Serf of the road


Today’s run (street): 3.7 miles

It was only 39 degrees outside, but it felt very much like winter this morning. I wore layers top and bottom and was comfortable throughout my entire run. Had I pushed harder, I probably would have overheated. I was in the city yesterday and covered 7 miles on foot. After that, and two moderately tough runs over the weekend, I kept my heart rate around 80% of max for today’s workout.

I’ve been reading a newly published book called, Kings of the Road, that’s about how Frank Shorter, Bill Rodgers and Alberto Salazar helped popularize competitive running in the ’70’s. As I ran today, I thought about my paces versus theirs. In one part, one of these runners described his 4:45 pace at the Falmouth Road Race as “easy.”

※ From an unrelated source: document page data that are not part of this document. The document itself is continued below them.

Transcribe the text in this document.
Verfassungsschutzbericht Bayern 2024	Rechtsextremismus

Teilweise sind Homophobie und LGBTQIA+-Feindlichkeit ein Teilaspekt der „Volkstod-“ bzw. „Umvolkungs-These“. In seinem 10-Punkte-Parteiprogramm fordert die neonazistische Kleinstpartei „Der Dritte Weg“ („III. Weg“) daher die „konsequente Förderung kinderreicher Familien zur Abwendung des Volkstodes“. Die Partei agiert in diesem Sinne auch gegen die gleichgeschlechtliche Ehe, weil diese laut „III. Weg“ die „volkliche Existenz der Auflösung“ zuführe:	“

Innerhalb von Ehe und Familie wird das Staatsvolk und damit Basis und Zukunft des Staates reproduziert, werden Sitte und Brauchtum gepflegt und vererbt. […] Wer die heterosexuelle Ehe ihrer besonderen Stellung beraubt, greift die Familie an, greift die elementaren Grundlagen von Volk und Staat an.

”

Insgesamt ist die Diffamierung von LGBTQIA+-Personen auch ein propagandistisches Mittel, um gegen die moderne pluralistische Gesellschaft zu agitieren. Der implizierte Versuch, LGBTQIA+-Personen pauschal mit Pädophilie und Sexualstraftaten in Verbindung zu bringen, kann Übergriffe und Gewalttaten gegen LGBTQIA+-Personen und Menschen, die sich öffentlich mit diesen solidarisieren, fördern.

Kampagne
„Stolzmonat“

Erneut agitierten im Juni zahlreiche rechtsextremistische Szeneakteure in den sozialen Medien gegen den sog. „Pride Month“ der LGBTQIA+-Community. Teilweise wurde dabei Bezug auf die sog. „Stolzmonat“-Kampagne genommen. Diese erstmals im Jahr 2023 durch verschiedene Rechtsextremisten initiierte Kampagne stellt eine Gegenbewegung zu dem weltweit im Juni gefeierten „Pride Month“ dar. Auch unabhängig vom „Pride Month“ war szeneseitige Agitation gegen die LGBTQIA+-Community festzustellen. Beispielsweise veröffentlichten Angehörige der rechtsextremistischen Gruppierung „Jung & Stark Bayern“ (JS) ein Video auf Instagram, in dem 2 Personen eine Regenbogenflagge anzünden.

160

I know that elite runners train so that they are able to sustain high speed over long distances. But how do they mentally prepare themselves to run sub-5:00 paces over 26.2 miles? For that matter, how do 7:00 or even 8:00 milers do it? Is running a half marathon in an hour as hard for Galen Rupp as breaking 2 hours is for me at the same distance? If these elites put everything they have into their races, why do they look so fresh after they cross the finish line?

Most people who compete in races push way past their comfort zone. All things being equal, a 4:45 pace, while impressive, is relative to the runner. I have my race targets and it’s always great when I meet or exceed them. There are many factors that determine performance on a given run, but lack of trying is rarely one of them.

7 thoughts on “Serf of the road

  1. All good questions. I wonder that since those are 'easy' paces for elites, really, they are only running a fraction of the time that we would run. It's probably not until the last 20 or 30 minutes when the 'real' race for them begins.


  2. Your point about elites running less time on the same distance is a good one. When I read about these people that casually toss off a 10 miler like it's nothing, I should remember that they're only running around the same time that I take to do 5 miles.I guess at the end of a race it's all out running no matter who you are. But why do those guys look so unscathed after they cross the line?


  3. TPP is right. Everyone thought the Bronx woman was going to win right up until Mile 24! Then Jeptoo hit the gas and took the lead. I also thought Meb would finish in the top 5! He wasn't even in the top 20 (He's still a king in my book, though).As far as their appearances at the end of the races. That's like superhero biology. They're barely sweating!


  4. I was very surprised when Jeptoo overtook Deba. I think she went out too fast : ( I felt bad for her.I like Meb too. I have a friend who shares the same sports orthopedist. She once chatted for a while with Meb in the waiting room. Even elites need to wait for the doctor!